VideoHelp Forum
+ Reply to Thread
Results 1 to 5 of 5
Thread
  1. Member
    Join Date
    Sep 2006
    Location
    United States
    Search Comp PM
    Here's a weird one I cannot fond the answer to anywhere....

    I bought my little girl a Spongebob branded nfusion media player for Christmas. It was cheap and appropriate buy for a 4-year-old. It requires a very specific format of wmv for videos. No problem. I found a thread on here that told me how to do it.

    Knowing that she will want me to make videos for her often, I wanted to see which of my PCs would make the WMV more quickly. I have the exact same copy of Windows Media Encoder on both my laptop and desktop (9.00.00.2980).
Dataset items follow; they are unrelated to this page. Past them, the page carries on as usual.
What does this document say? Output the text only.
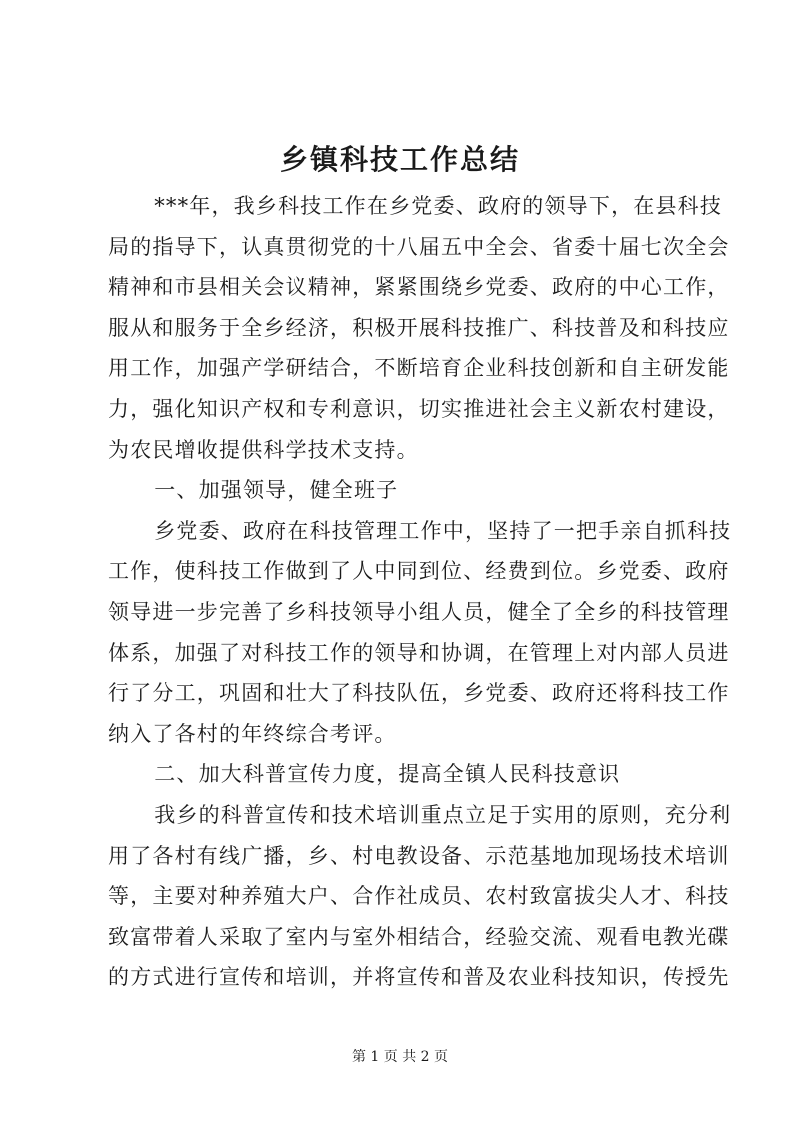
乡镇科技工作总结

***年，我乡科技工作在乡党委、政府的领导下，在县科技
局的指导下，认真贯彻党的十八届五中全会、省委十届七次全会
精神和市县相关会议精神，紧紧围绕乡党委、政府的中心工作，
服从和服务于全乡经济，积极开展科技推广、科技普及和科技应
用工作，加强产学研结合，不断培育企业科技创新和自主研发能
力，强化知识产权和专利意识，切实推进社会主义新农村建设，
为农民增收提供科学技术支持。

一、加强领导，健全班子

乡党委、政府在科技管理工作中，坚持了一把手亲自抓科技
工作，使科技工作做到了人中同到位、经费到位。乡党委、政府
领导进一步完善了乡科技领导小组人员，健全了全乡的科技管理
体系，加强了对科技工作的领导和协调，在管理上对内部人员进
行了分工，巩固和壮大了科技队伍，乡党委、政府还将科技工作
纳入了各村的年终综合考评。

二、加大科普宣传力度，提高全镇人民科技意识

我乡的科普宣传和技术培训重点立足于实用的原则，充分利
用了各村有线广播，乡、村电教设备、示范基地加现场技术培训
等，主要对种养殖大户、合作社成员、农村致富拔尖人才、科技
致富带着人采取了室内与室外相结合，经验交流、观看电教光碟
的方式进行宣传和培训，并将宣传和普及农业科技知识，传授先

第 1 页 共 2 页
I used the EXACT SAME mpeg file and loaded it into WME on both computers with, what I thought were, identical settings. I then pressed "Start Encoding" on both PCs, simultaneously. Here's the weird part...

    I instantly noticed that the output preview window on my laptop showed subtitles but the output preview window on my desktop did not! Thinking I messed up, I stopped them both. I went through all the settings one at a time. I could see NO differences. I even verified that they were the same files by re-copying the file from my desktop to laptop. I started them, again.... same thing; subtitles on the laptop, none on the desktop.

    I let the encode play out, and sure enough, the resultant encode from the laptop had the subtitles, while the desktop version did not. To further verify, I loaded both onto the player and saw exactly whay I expected. One with and one without subtitles.

    I've looked everywhere and have come up limp. So now I turn to the Gurus... what did I miss?
    Quote Quote  
  2. Always Watching guns1inger's Avatar
    Join Date
    Apr 2004
    Location
    Miskatonic U
    Search Comp PM
    Start by opening the source file with mediainfo to see what is stored in it. I didn't think an mpg file could contain subs, however a VOB file that had been renamed to mpg could have them (another reason why just changing the file extension on a VOB to get an MPG file is a bad thing to do). If you can't understand the output, post the results from the Tree view here for us to see.
    Read my blog here.
    Quote Quote  
  3. Member
    Join Date
    Sep 2006
    Location
    United States
    Search Comp PM
    Even VLC can tell me that there are 4 closed caption tracks contained. Looking back, this is an mpg that I "joined" from the original vobs with VideoReDo. Perhaps I could go back and try to create a mpg without any subtitles? But I still wonder, what is the reason for the different behavior between the two installations of the same software? There's got to be a setting I'm missing.

    Sidenote: I certainly believe you when you say, "changing the file extension on a VOB to get an MPG file is a bad thing to do". Perhaps that is what VideoReDo has done. What I was hoping to accomplish was to join the separate files into a single file for encoding purposes and avoid the need for a 4-hour recode. (Otherwise, I would have to explain to a toddler why a movie was in 4 or 5 separate files.) How would you accomplish this joining of 4-5 VOBS to a single file for encoding purposes without having to go through this?
    Last edited by BooBerry; 6th Feb 2010 at 09:23.
    Quote Quote  
  4. Banned
    Join Date
    Oct 2004
    Location
    Freedonia
    Search Comp PM
    Originally Posted by BooBerry View Post
    How would you accomplish this join of 4-5 VOBS to a single file without having to go through this?
    Well, unless I missed something, your original post does not say what your input source is. If you have the original DVD, you could simply rip an episode into one giant VOB file. DVD Decrypter and other decrypting programs can do this easily. DVD Decrypter does it via the IFO setting. Note that DVD Decrypter has not been updated in a long time and may not work with some current DVDs. But if I need to rip a TV episode into a giant file for re-encoding, I use it when possible because I'm very familiar with how it works.
    Quote Quote  
  5. Member
    Join Date
    Sep 2006
    Location
    United States
    Search Comp PM
    I used DVDFab to rip the original DVD. It put it in the standard DVD compliance structure. I have a VIDEO_TS folder with, among the other files, 4 VOBS.

    I will try a re-rip. But the quesion remains: How do I turn off the subtitles in Windows Media Encoder. Regardless of the source, the same exact file is being used, yet I get two different results. It has to be a software setting.
    Last edited by BooBerry; 6th Feb 2010 at 10:24.